The Indian government has implemented a series of strategic measures to enhance the global status of the Rupee. The stability of the Indian economy is not solely attributable to the efforts of institutions like the Reserve Bank of India (RBI) or the Federal Reserve System (Fed) in the United States. Additionally, the collaborative efforts of various stakeholders within the domestic market, such as companies, enterprises, and individuals, have played a pivotal role in shaping the current economic landscape.

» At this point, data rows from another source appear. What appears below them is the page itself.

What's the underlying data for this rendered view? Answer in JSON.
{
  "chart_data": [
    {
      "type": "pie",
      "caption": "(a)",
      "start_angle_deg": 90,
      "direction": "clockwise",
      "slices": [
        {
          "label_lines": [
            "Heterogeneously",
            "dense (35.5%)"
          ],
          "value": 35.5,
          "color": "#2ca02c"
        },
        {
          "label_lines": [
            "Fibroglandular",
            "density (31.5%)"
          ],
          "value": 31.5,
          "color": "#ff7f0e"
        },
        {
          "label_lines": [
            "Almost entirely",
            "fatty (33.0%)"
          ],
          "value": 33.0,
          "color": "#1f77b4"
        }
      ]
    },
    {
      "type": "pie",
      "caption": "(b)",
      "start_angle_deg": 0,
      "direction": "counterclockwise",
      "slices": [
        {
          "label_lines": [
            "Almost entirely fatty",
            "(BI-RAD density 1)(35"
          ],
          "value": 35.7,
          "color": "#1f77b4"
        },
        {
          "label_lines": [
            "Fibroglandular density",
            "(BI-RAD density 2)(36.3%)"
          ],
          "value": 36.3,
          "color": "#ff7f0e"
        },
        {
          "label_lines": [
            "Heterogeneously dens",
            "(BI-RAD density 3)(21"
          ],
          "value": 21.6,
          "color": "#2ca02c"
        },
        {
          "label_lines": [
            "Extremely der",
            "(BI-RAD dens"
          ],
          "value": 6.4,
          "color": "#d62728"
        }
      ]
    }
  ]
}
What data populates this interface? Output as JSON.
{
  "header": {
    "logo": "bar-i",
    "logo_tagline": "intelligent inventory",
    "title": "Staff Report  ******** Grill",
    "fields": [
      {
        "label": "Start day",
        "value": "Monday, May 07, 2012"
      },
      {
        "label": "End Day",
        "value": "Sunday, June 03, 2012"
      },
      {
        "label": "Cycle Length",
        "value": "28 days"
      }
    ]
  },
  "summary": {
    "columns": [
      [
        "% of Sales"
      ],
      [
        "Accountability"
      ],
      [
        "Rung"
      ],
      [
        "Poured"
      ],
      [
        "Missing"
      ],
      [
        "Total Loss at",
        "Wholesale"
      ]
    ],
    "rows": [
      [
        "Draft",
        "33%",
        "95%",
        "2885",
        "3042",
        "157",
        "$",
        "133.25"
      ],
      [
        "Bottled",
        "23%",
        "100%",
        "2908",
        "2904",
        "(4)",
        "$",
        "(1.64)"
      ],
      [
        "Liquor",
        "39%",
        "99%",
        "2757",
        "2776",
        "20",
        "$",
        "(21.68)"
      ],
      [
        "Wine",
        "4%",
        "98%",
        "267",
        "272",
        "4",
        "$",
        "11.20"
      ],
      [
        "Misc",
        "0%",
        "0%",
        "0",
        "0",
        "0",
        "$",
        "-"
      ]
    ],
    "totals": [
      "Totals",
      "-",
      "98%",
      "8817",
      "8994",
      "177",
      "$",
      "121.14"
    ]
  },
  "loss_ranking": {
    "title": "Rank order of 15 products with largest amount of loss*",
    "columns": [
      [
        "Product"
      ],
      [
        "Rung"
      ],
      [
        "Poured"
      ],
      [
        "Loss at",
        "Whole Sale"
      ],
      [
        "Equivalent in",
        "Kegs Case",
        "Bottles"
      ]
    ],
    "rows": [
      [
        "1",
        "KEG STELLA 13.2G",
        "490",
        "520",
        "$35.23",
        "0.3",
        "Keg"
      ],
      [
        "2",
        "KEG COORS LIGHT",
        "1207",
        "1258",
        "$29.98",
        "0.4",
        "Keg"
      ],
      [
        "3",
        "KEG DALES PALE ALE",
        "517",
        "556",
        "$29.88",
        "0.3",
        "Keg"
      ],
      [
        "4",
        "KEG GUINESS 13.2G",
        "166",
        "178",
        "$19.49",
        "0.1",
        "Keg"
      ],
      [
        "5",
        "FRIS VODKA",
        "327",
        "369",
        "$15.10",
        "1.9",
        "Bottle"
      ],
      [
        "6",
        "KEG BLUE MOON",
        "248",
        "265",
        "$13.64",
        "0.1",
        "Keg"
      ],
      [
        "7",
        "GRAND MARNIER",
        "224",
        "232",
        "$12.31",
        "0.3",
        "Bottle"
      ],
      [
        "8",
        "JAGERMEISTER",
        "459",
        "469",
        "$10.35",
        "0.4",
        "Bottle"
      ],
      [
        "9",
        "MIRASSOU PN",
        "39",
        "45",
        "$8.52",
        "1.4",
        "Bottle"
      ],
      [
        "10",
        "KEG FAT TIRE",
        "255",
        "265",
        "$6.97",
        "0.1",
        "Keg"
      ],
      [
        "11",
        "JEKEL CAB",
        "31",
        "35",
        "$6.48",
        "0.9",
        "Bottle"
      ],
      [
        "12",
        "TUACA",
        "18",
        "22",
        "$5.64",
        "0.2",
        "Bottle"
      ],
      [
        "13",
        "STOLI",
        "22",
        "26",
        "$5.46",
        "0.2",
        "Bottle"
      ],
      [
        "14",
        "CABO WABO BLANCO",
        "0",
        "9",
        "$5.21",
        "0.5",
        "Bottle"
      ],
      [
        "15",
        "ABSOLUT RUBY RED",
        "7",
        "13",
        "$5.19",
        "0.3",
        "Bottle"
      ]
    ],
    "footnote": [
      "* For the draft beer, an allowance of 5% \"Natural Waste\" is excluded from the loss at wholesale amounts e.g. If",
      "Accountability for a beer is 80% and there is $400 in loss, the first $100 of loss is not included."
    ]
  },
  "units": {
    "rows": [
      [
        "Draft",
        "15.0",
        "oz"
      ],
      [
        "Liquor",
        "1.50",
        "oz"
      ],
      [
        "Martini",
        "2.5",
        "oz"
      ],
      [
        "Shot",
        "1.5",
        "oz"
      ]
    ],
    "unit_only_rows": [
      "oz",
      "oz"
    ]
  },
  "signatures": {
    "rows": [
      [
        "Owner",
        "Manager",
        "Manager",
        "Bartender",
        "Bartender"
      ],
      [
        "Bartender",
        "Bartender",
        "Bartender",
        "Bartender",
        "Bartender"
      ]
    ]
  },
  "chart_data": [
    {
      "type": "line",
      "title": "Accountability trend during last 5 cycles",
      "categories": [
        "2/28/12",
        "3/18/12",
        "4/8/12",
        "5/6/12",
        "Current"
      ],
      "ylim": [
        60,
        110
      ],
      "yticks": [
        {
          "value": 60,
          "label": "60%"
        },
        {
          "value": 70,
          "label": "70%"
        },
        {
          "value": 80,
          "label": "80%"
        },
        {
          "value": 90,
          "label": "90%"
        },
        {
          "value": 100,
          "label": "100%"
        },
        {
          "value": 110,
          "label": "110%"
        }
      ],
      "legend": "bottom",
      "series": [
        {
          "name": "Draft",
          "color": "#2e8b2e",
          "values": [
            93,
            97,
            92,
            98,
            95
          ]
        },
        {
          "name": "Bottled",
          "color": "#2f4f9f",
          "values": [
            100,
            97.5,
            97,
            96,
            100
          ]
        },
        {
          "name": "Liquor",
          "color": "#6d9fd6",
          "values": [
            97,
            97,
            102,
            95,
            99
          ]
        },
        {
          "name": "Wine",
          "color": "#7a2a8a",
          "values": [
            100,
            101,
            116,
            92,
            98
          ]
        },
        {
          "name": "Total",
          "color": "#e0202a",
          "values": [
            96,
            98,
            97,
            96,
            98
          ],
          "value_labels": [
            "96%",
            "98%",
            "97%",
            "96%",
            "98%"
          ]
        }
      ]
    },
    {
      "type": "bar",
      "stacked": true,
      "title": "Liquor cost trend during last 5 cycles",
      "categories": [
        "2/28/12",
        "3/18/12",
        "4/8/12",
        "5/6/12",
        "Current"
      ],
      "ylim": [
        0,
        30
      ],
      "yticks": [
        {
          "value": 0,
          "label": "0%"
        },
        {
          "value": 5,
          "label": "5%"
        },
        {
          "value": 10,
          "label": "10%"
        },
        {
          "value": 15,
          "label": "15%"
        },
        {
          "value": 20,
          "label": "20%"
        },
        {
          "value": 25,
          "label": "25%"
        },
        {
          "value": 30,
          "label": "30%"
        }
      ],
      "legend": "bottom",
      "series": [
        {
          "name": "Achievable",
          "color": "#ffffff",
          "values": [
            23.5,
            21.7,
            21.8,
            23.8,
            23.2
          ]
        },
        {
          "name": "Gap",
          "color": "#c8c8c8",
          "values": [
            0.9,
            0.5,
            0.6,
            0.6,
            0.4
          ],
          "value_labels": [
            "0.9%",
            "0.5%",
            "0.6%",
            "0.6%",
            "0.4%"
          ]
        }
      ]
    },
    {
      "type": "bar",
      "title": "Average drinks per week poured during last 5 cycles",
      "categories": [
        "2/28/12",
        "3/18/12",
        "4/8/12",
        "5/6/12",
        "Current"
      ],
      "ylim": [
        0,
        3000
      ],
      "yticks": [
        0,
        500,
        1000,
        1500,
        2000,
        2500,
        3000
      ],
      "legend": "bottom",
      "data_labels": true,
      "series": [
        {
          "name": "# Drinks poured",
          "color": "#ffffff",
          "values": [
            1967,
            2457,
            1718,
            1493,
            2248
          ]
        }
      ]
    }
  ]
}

Global events and multiple contributing factors have hurt the devaluation of the Indian Rupee and India's overall economic performance. The regulatory framework, which involves various governmental bodies and the esteemed Reserve Bank of India, is actively implementing strategic measures to restore and reinforce the foundations of financial stability. By strategically harnessing synergistic resources and fostering mutually beneficial partnerships, there is a promising opportunity to sustain significant economic growth and establish a strong foundation for price stability until 2024.